Brynn wasn’t the only one who he hadn’t been listening to. “Taking care of you isn’t misery.”

“No, but watching me lose my mind is,” his dad said. “It’s not great to go through it, either, but if I had the choice, I’d go through it myself instead of watching it happen to someone I love. And there’s some selfishness in there. I know what you’re going through is hard, and I know that you struggle to ask for help.”

“I shouldn’t need it. I have a good life.” He didn’t have anything to complain about. He had a good job, a house to live in, friends. He’d had great parents.
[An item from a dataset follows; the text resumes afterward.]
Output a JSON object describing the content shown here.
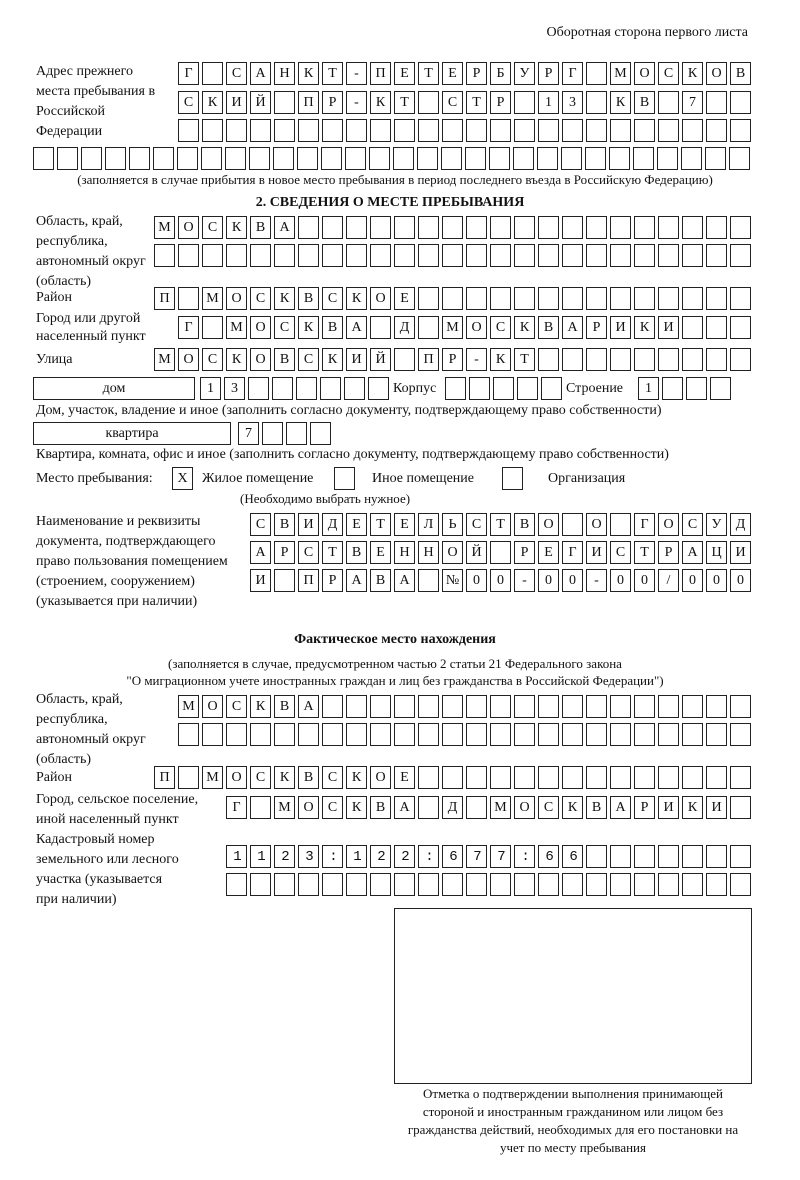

“That doesn’t mean you don’t struggle. No one gets out of this life without pain. Sometimes I think the worst thing we did to our kids was teach them they always had to be stoic. We taught you that if someone else had it worse, you didn’t have a right to feel bad. That’s not healthy, son. You get to feel whatever it is you need to feel. You can have a good life and still have trouble, and if you shove that trouble down without dealing with it, without examining it and finding a solution, that’s what will bring you real misery.”

“That’s what Brynn’s doing.” He finally understood. His father had found the exact words that made sense to him. “She’s trying to figure out what’s missing in her life. She’s slowing down and giving herself time.”